I am running Dgraph alpha on a c5ad.8xlarge AWS instance with 16 CPUs / 32 vCPUs, 64 GB RAM and 20 GBit network. Then I am hammering it with concurrent queries to see how many concurrent clients that node can handle before saturating. I would have expected CPU to hit 100% when I increase the number of concurrent clients, but I have found that I can only get it to use 22 CPUs.

The same happens for a c5ad.16xlarge instance with 32 CPUs / 64 vCPUs and 128 GB RAM. Only 22 of these CPUs are ever used.

Question: Can you explain what prevents Dgraph alpha from using all available CPU cores?

The network is not the bottleneck as it has one order of magnitude more capacity than what is transferred over the wire. Response gRPC messages are in the MBs. I have perf tested the network link and it could transfer 20 GBit per second.

The local SSD that stores the dataset is also not the bottleneck as the entire dataset fits into the OS file cache.
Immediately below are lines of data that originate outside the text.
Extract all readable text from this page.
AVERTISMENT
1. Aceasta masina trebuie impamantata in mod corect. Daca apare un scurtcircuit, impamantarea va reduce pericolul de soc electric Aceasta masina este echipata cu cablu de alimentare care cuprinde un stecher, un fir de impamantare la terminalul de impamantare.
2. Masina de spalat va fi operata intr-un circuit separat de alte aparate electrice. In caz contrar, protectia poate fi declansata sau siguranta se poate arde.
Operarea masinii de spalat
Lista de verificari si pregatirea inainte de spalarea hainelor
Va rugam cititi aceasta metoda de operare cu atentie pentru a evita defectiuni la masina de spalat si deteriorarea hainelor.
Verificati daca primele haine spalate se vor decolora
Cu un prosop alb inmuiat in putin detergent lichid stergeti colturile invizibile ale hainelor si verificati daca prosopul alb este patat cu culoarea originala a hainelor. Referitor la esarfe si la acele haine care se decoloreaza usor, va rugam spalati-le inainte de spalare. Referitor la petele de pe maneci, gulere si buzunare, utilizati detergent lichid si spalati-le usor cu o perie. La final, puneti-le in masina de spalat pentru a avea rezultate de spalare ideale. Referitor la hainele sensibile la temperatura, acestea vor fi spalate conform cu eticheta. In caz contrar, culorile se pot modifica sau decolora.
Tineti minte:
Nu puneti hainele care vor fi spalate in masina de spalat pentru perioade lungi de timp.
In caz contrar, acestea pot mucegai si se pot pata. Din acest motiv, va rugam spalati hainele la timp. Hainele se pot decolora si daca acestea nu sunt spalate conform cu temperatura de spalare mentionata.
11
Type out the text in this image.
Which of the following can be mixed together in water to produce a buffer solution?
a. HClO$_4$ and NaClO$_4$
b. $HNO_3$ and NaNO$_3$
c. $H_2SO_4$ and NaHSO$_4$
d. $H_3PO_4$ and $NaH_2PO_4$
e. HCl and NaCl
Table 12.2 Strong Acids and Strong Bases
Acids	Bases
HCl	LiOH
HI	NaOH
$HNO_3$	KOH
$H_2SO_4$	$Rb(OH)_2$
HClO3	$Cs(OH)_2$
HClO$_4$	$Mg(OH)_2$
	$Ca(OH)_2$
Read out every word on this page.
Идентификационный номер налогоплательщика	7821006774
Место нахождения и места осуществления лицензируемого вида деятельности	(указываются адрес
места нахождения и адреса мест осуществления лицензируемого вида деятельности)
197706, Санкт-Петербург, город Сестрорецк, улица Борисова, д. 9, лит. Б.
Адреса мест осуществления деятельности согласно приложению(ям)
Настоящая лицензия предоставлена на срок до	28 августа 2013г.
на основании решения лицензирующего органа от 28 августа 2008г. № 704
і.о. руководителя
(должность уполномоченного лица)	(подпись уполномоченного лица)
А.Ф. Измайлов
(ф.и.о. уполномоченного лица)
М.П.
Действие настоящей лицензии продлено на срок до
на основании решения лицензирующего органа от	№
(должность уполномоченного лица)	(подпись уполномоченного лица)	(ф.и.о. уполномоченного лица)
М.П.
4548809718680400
I have measured no disk IO.

Dgraph metadata

dgraph version

Dgraph version : v21.03.0
Dgraph codename : rocket
Dgraph SHA-256 : b4e4c77011e2938e9da197395dbce91d0c6ebb83d383b190f5b70201836a773f
Commit SHA-1 : a77bbe8ae
Commit timestamp : 2021-04-07 21:36:38 +0530
Branch : HEAD
Go version : go1.16.2
jemalloc enabled : true

For Dgraph official documentation, visit https://dgraph.io/docs.
For discussions about Dgraph , visit https://discuss.dgraph.io.
For fully-managed Dgraph Cloud , visit https://dgraph.io/cloud.

Licensed variously under the Apache Public License 2.0 and Dgraph Community License.
Copyright 2015-2021 Dgraph Labs, Inc.

Not sure, try to add more Alphas in the same machine. If it won’t work, maybe there is some limit somewhere in the core code.
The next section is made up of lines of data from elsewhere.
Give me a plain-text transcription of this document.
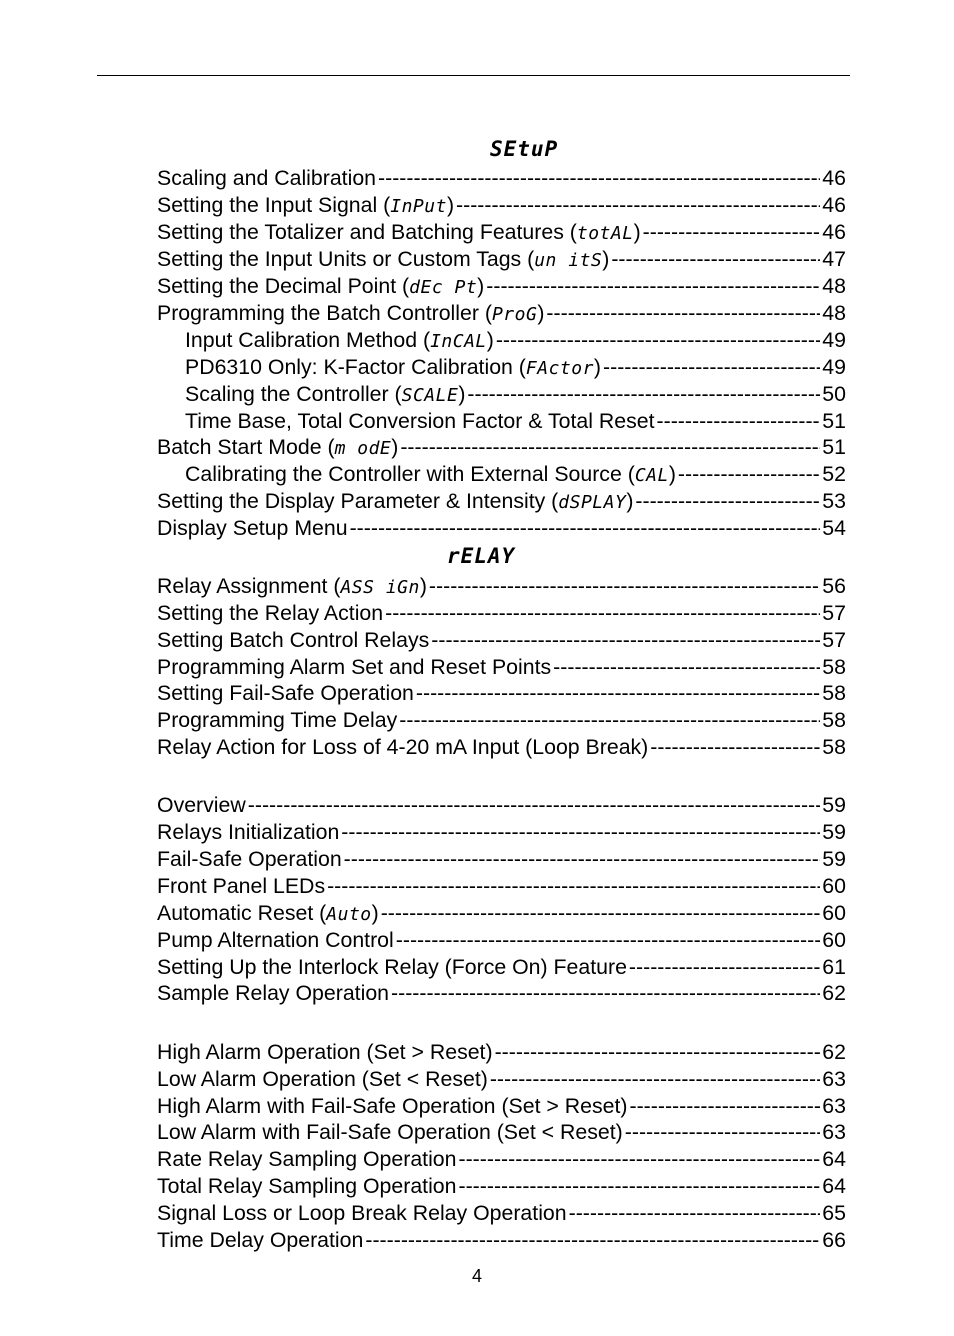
SEtuP
rELAY
Scaling and Calibration -----	46
Setting the Input Signal (InPut) -----	46
Setting the Totalizer and Batching Features (totAL) -----	46
Setting the Input Units or Custom Tags (un itS) -----	47
Setting the Decimal Point (dEc Pt) -----	48
Programming the Batch Controller (ProG) -----	48
Input Calibration Method (InCAL) -----	49
PD6310 Only: K-Factor Calibration (FActor) -----	49
Scaling the Controller (SCALE) -----	50
Time Base, Total Conversion Factor & Total Reset -----	51
Batch Start Mode (m odE) -----	51
Calibrating the Controller with External Source (CAL) -----	52
Setting the Display Parameter & Intensity (dSPLAY) -----	53
Display Setup Menu -----	54
Relay Assignment (ASS iGn) -----	56
Setting the Relay Action -----	57
Setting Batch Control Relays -----	57
Programming Alarm Set and Reset Points -----	58
Setting Fail-Safe Operation -----	58
Programming Time Delay -----	58
Relay Action for Loss of 4-20 mA Input (Loop Break) -----	58
Overview -----	59
Relays Initialization -----	59
Fail-Safe Operation -----	59
Front Panel LEDs -----	60
Automatic Reset (Auto) -----	60
Pump Alternation Control -----	60
Setting Up the Interlock Relay (Force On) Feature -----	61
Sample Relay Operation -----	62
High Alarm Operation (Set > Reset) -----	62
Low Alarm Operation (Set < Reset) -----	63
High Alarm with Fail-Safe Operation (Set > Reset) -----	63
Low Alarm with Fail-Safe Operation (Set < Reset) -----	63
Rate Relay Sampling Operation -----	64
Total Relay Sampling Operation -----	64
Signal Loss or Loop Break Relay Operation -----	65
Time Delay Operation -----	66
4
Right, more alphas on a node would be a workaround to utilize all CPUs.

Still, might be interesting for core code devs to look into.

Just a tip, badgerdb (the underlying embedded database) has a good amount of tunables, accessible via the badger flag of dgraph. This includes compactor numbers and goroutine counts, and may be able to help you use all of your CPUs more effectively.

1 Like

That sounds like a promising route to go, I’ll give that a try.

Yep, those tweaks should have a deeper docs and tests(of scenarios).

@Sagar_Choudhary this might be relevant reading your High memory utilization on alpha node (use of memory cache) post as your nodes have 32 vCPUs. My experience with v21.03 is that at most 22 of those will be used by Dgraph. Have you made similar observations?

@EnricoMi You might want to try increasing the value of GOMAXPROCS here. We’re explicitly setting the GOMAXPROCS to 128 which means golang will use 128 cores at max. The default value of this variable is equal to the number of cores available.

See runtime package - runtime - pkg.go.dev

Thanks for the hint. How does the 128 explain only 22 CPUs are used? Shouldn’t we see a limit at 128 CPUs here?

@EnricoMi I am not really sure but you could unset that value and see if that changes the CPU usage.